An argument could be made that Washington had been captured by lobbyists and wealthy donors and was not longer sufficiently responsive to voters. That sentiment fuelled the surge in populist rhetoric in the last election; it is what connected Trump voted to Bernie's supporters. "Drain the swamp" they chanted.
But as Fareed Zakaria points out, very little of Trump's populist promises have been fulfilled, nor are they likely to be. The wall won't be built as promised, and certainly won't be paid for by Mexico. A big infrastructure initiative looks very different from advertised. Jobs aren't coming back to coal, and outsourcing continues apace (even at Carrier, the HVAC company).

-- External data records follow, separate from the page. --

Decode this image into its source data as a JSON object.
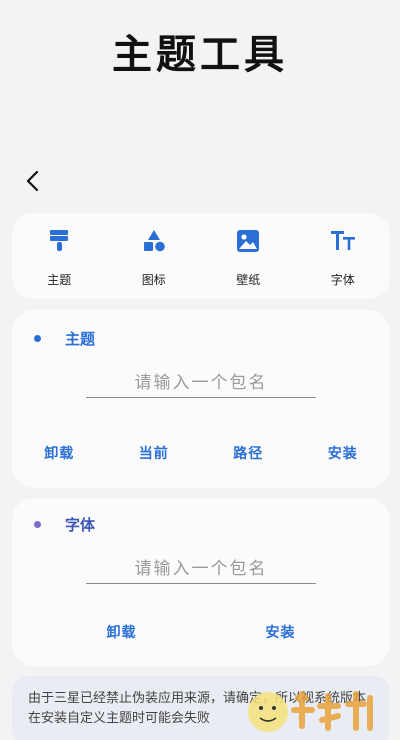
{
  "title": "主题工具",
  "categories": [
    {
      "label": "主题",
      "icon": "brush-icon"
    },
    {
      "label": "图标",
      "icon": "shapes-icon"
    },
    {
      "label": "壁纸",
      "icon": "image-icon"
    },
    {
      "label": "字体",
      "icon": "text-size-icon"
    }
  ],
  "theme_section": {
    "title": "主题",
    "placeholder": "请输入一个包名",
    "actions": [
      "卸载",
      "当前",
      "路径",
      "安装"
    ]
  },
  "font_section": {
    "title": "字体",
    "placeholder": "请输入一个包名",
    "actions": [
      "卸载",
      "安装"
    ]
  },
  "notice": "由于三星已经禁止伪装应用来源，请确定，所以视系统版本在安装自定义主题时可能会失败",
  "colors": {
    "accent": "#2a6fd6",
    "theme_dot": "#2a6fd6",
    "font_dot": "#7b6bc8",
    "background": "#f3f3f5",
    "card": "#fbfbfc"
  }
}
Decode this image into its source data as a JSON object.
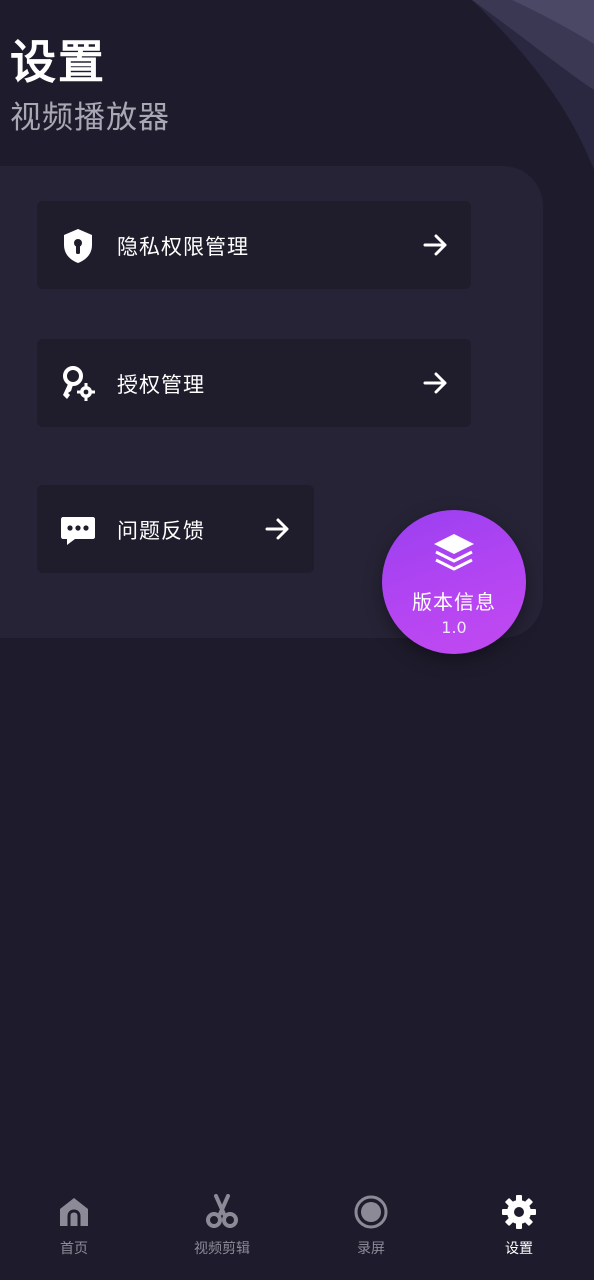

Trump has spent much of his campaign and presidency undermining the institutions of civil society - and in reneging on his populist agenda he will have demolished a possible avenue by which government might have been reformed to answer to voters rather than moneyed interest groups. Populism as an idea has now been discredited as just another ploy to grab the levers of power, and then abandoned as quickly as it was embraced.
Globalization over promised and, over 30 years, has come to be viewed as having benefited the elites while betraying the aspirations of the majority. Education, particularly higher ed. is suffering a similar fate. And a populist-driven reconstruction of the institutions of democratic government has gone the same way, to be consigned to the dustbin of historical inevitability.